New Brunswick, home to Eastern Canada's biggest military base, has a large population of veterans. Only two of about 1,700 physicians in the province regularly prescribe medical marijuana, Dr. Schollenberg said.
Producers have said veterans often require more costly strains, or larger volumes, than the average patient because of the more serious nature of their conditions, such as post-traumatic stress disorder.
Dr. Schollenberg would also like medical marijuana treated as other pharmaceutical drugs so the colleges can keep an eye on it.
"Then we would know who has it, who prescribed it, how much they prescribed," he said. "Right now, there is no way to prove double-doctoring. A patient can go to three doctors in a row and send [the prescriptions] to three different growers and get three times the marijuana they're allowed to have. Without a tight database, there's just no way to control that."
In a statement provided by Health Canada media relations officer Gary Holub, the department said it has not been provided with evidence from VAC, nor has it received a complaint, that would warrant a review.

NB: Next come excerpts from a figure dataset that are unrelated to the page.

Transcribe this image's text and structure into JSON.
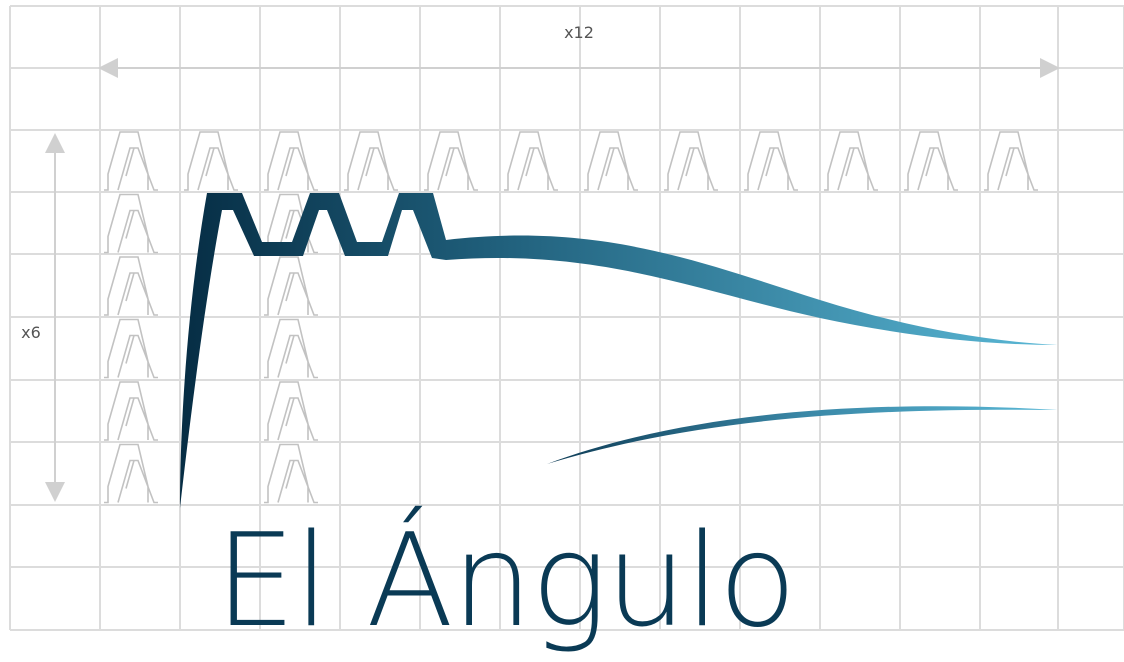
{
  "logo": {
    "wordmark": "El Ángulo",
    "color_dark": "#062d44",
    "color_light": "#5ab8d6"
  },
  "dimensions": {
    "horizontal_label": "x12",
    "vertical_label": "x6"
  },
  "palette": {
    "grid": "#dcdcdc",
    "outline": "#c2c2c2",
    "arrow": "#cfcfcf",
    "text": "#555555"
  }
}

Veteran Fabian Henry, who co-founded the New Brunswick-based advocacy group Marijuana for Trauma, said the new limit is "not even close to being sufficient" for conditions such as PTSD. Mr. Henry was diagnosed with the condition during his second tour in Afghanistan, and said it typically requires seven to 10 grams a day.
"My life is in danger," Mr. Henry said. "It's hard enough to find a doctor to prescribe cannabis. We were fortunate enough to find doctors compassionate enough, and now they're capping doctors at three grams a day."
Colleges in other provinces have not yet responded to questions on the issue from The Globe and Mail.